The Orioles acquired Hardy from the Minnesota Twins Dec. 9, 2010, with infielder Brendan Harris and $500,000, for minor league pitchers Brett Jacobson and Jim Hoey. Hardy then signed a three-year, $22.5 million extension and made an immediate impact. During his first season in Baltimore in 2011, Hardy batted .269 with a career-high 30 home runs and 80 RBIs. He followed that up in 2012 with another 22 homers and 68 RBIs, winning the first of his three Gold Gloves.
In 2013, Hardy took home the Silver Slugger Award, along with Jones and first baseman Chris Davis, after batting .263 with 25 home runs and 76 RBIs.
Last year, Hardy also battled through some back injuries that hindered his power numbers, because it forced him to alter his swing. He managed nine homers and 52 RBIs during 141 games. However, he was healthy for the Orioles' playoff run and got his first postseason home run off former Detroit Tigers right-hander Max Scherzer during Game 1 of the American League Division Series. Hardy led off the bottom of the seventh inning with a shot over the center-field wall that gave the Orioles a 4-2 lead. Baltimore scored eight more times the following inning en route to a 12-3 victory.
"The one that stings is that J.J. Hardy home run," Scherzer said after the game. "That home run really changed the game in my eyes."
Showalter said the grind of playing shortstop takes a toll on a player's body. As a result, it is difficult to be 100 percent healthy throughout the entire season. Hardy, however, simply goes about his business as a fixture in the lineup every game.
"He's had some big hits for us this year," Showalter said. "He really has. He's drove in some big runs. I don't know where he is physically, completely. He came back from a pretty good injury. I think we forget that."
Hardy, who was born in Tuscon, Ariz., was drafted by the Brewers in the second round of the 2001 draft. Two years later, he played in the MLB All-Star Futures Game. However, a dislocated shoulder and a torn labrum kept him out for the 2004 season.
He came back strong the following season and appeared in 124 games for the Brewers, batting .247 with nine homers and 50 RBIs.
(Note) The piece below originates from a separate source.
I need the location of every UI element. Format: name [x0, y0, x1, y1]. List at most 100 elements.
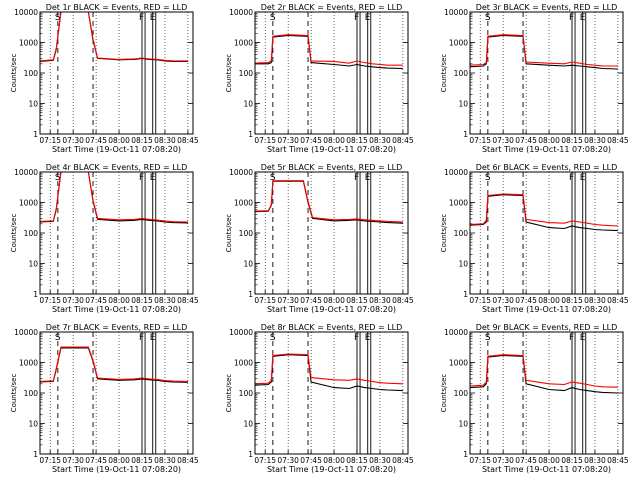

In 2006, Hardy was sidelined again after undergoing season-ending surgery to stabilize the peroneal tendon in his right ankle. He appeared in 35 games.
Once again, he showed his resiliency and bounced back with his best season in 2007, earning his first All-Star appearance. He appeared in 151 games, batting .277 with 26 homers and 80 RBIs.
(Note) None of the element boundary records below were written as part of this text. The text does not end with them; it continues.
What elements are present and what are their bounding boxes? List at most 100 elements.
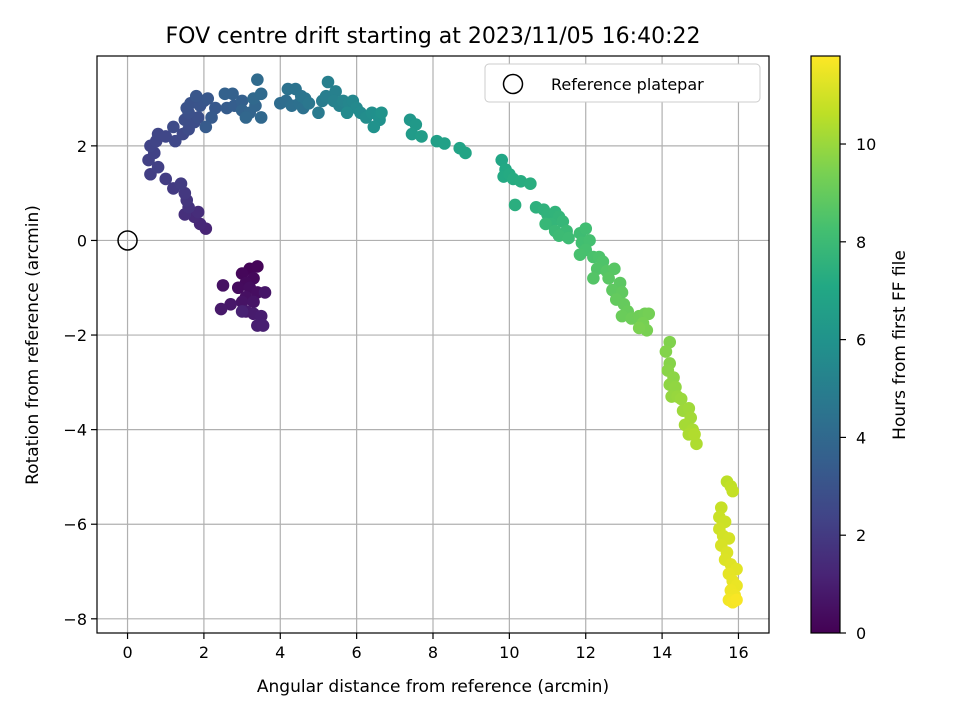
data-point bbox=[256, 319, 270, 332]
data-point bbox=[174, 177, 188, 190]
data-point bbox=[167, 120, 180, 134]
y-tick-label: −8 bbox=[63, 610, 87, 629]
data-point bbox=[508, 198, 522, 212]
data-point bbox=[235, 267, 249, 280]
data-point bbox=[214, 302, 228, 316]
y-tick-label: 0 bbox=[77, 231, 87, 250]
data-point bbox=[438, 137, 451, 150]
data-point bbox=[730, 593, 743, 607]
data-point bbox=[608, 262, 621, 276]
y-tick-label: 2 bbox=[77, 137, 87, 156]
data-point bbox=[495, 153, 509, 167]
data-point bbox=[340, 106, 354, 120]
data-point bbox=[367, 120, 381, 134]
data-point bbox=[573, 248, 587, 261]
data-point bbox=[524, 177, 537, 190]
data-point bbox=[552, 229, 566, 243]
data-point bbox=[688, 428, 701, 441]
legend-reference-marker bbox=[502, 73, 524, 95]
data-point bbox=[590, 262, 604, 276]
colorbar-tick-label: 10 bbox=[856, 135, 876, 154]
data-point bbox=[159, 130, 173, 143]
data-point bbox=[690, 437, 703, 451]
x-tick-label: 8 bbox=[428, 643, 438, 662]
data-point bbox=[231, 281, 245, 295]
data-point bbox=[556, 215, 570, 228]
data-point bbox=[224, 297, 237, 311]
data-point bbox=[659, 345, 673, 358]
data-point bbox=[409, 118, 423, 131]
x-tick-label: 12 bbox=[576, 643, 596, 662]
x-tick-label: 10 bbox=[499, 643, 519, 662]
y-tick-label: −4 bbox=[63, 421, 87, 440]
data-point bbox=[199, 120, 213, 134]
colorbar-ticks: 0 2 4 6 8 10 bbox=[840, 135, 876, 643]
x-tick-label: 16 bbox=[728, 643, 748, 662]
chart-title: FOV centre drift starting at 2023/11/05 … bbox=[166, 24, 701, 49]
data-point bbox=[405, 127, 419, 141]
x-tick-label: 14 bbox=[652, 643, 672, 662]
data-point bbox=[714, 501, 728, 514]
data-point bbox=[251, 73, 264, 86]
x-axis-ticks: 0 2 4 6 8 10 12 14 16 bbox=[122, 633, 749, 662]
data-point bbox=[669, 380, 682, 394]
data-points bbox=[142, 73, 743, 609]
data-point bbox=[312, 106, 325, 120]
colorbar bbox=[810, 55, 841, 634]
colorbar-tick-label: 6 bbox=[856, 331, 866, 350]
data-point bbox=[726, 484, 740, 498]
data-point bbox=[254, 111, 268, 124]
y-axis-ticks: −8 −6 −4 −2 0 2 bbox=[63, 137, 97, 629]
data-point bbox=[205, 111, 218, 124]
data-point bbox=[235, 305, 249, 318]
data-point bbox=[191, 205, 205, 219]
data-point bbox=[235, 94, 249, 108]
data-point bbox=[579, 222, 593, 235]
colorbar-tick-label: 2 bbox=[856, 526, 866, 545]
data-point bbox=[254, 309, 268, 323]
y-tick-label: −6 bbox=[63, 515, 87, 534]
data-point bbox=[615, 309, 629, 323]
colorbar-label: Hours from first FF file bbox=[890, 250, 910, 440]
reference-marker-group bbox=[117, 230, 138, 251]
reference-platepar-marker bbox=[117, 230, 138, 251]
colorbar-tick-label: 4 bbox=[856, 428, 866, 447]
data-point bbox=[191, 111, 205, 124]
colorbar-tick-label: 8 bbox=[856, 233, 866, 252]
data-point bbox=[562, 231, 575, 245]
data-point bbox=[216, 279, 230, 292]
x-tick-label: 6 bbox=[352, 643, 362, 662]
y-axis-label: Rotation from reference (arcmin) bbox=[23, 205, 43, 485]
data-point bbox=[415, 130, 428, 143]
data-point bbox=[239, 111, 253, 124]
x-tick-label: 0 bbox=[122, 643, 132, 662]
x-tick-label: 4 bbox=[275, 643, 285, 662]
colorbar-tick-label: 0 bbox=[856, 624, 866, 643]
data-point bbox=[178, 186, 192, 200]
data-point bbox=[682, 402, 696, 415]
data-point bbox=[514, 175, 528, 188]
legend: Reference platepar bbox=[484, 63, 761, 103]
data-point bbox=[583, 234, 596, 247]
y-tick-label: −2 bbox=[63, 326, 87, 345]
data-point bbox=[663, 335, 677, 349]
data-point bbox=[539, 217, 552, 231]
data-point bbox=[602, 271, 615, 285]
data-point bbox=[247, 295, 260, 309]
data-point bbox=[254, 87, 268, 101]
data-point bbox=[235, 295, 249, 309]
data-point bbox=[218, 87, 232, 101]
data-point bbox=[302, 96, 316, 110]
data-point bbox=[642, 307, 656, 321]
data-point bbox=[258, 286, 272, 299]
data-point bbox=[375, 106, 388, 120]
data-point bbox=[321, 75, 335, 89]
x-axis-label: Angular distance from reference (arcmin) bbox=[257, 677, 609, 697]
legend-label: Reference platepar bbox=[551, 75, 704, 94]
data-point bbox=[159, 172, 173, 186]
data-point bbox=[189, 89, 203, 103]
data-point bbox=[606, 283, 619, 297]
data-point bbox=[329, 85, 342, 98]
data-point bbox=[632, 321, 646, 335]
After some struggles during the 2009 season, when he was sent to the minors for a brief period and ended up batting .229, Hardy was traded by Milwaukee to Minnesota for outfielder Carlos Gómez. Hardy appeared in 101 games for the Twins and hit .268. He was traded to the Orioles that offseason and has been a staple in the lineup ever since. In addition to winning the Gold Gloves and becoming a clubhouse leader, he appeared in his second All-Star game in 2013.
The focus now is on winning and getting the Orioles back into the postseason. There is no secret in what the Orioles have to do: Win, and everything else will take care of itself.
"Just go out there and win as many games as we can, and I guess in the end of September, early October, we'll see where we are," Hardy said.